D.B.N. Murthy, Bangalore
Congratulations on bringing to the fore such a sensitive and critical issue which should trouble every right-thinking Indian. But to be true, does it really bother me, make me panic? Unfortunately, no. It is conveniently ignored as a problem of the person-next-door, statistics begin to pale as the daily routine catches up and trivia get precedence over the incipient danger unless it is a matter of life-and-death. We are surely on the road to hell.
Rahul Gaur, Gurgaon
On Independence Day, my imagination strayed to the year 2006, just 10 years hence.

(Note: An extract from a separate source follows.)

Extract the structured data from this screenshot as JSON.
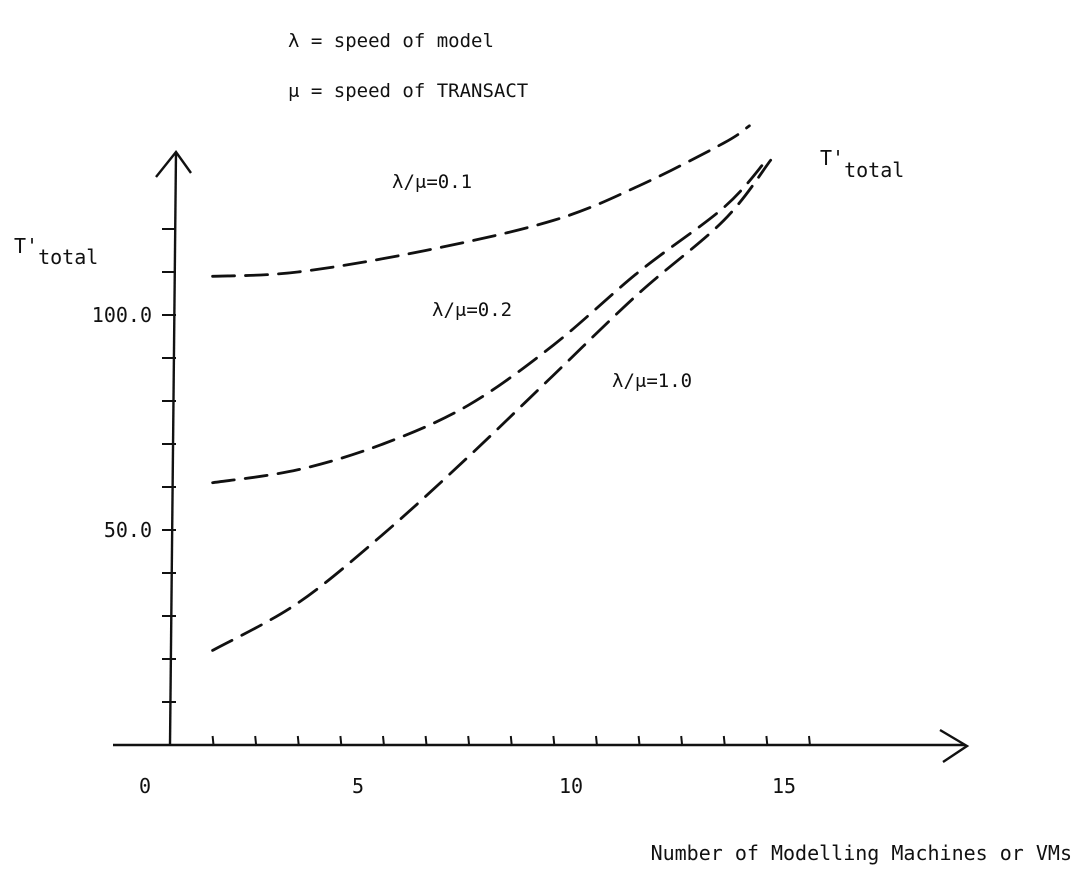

As usual the ‘neta’ unfurled the flag while the crowd, waited patiently for the speech to be over to rush to the dais where some eatables were kept. The mad stampede that followed left a few dead. What I saw was a cinemascope version of today’s Somalia!
Our Government is oblivious to the need for literacy to tackle the increasing birth rate, perhaps in the belief that more heads mean more votes! Can we change the thinking of millions of Laloo Prasads with families the size of cricket teams chanting bacchey to bhagwan ki den hain, bacchey paida karna hamara hakk hai. We can only pray silently for deliverance from starving to death!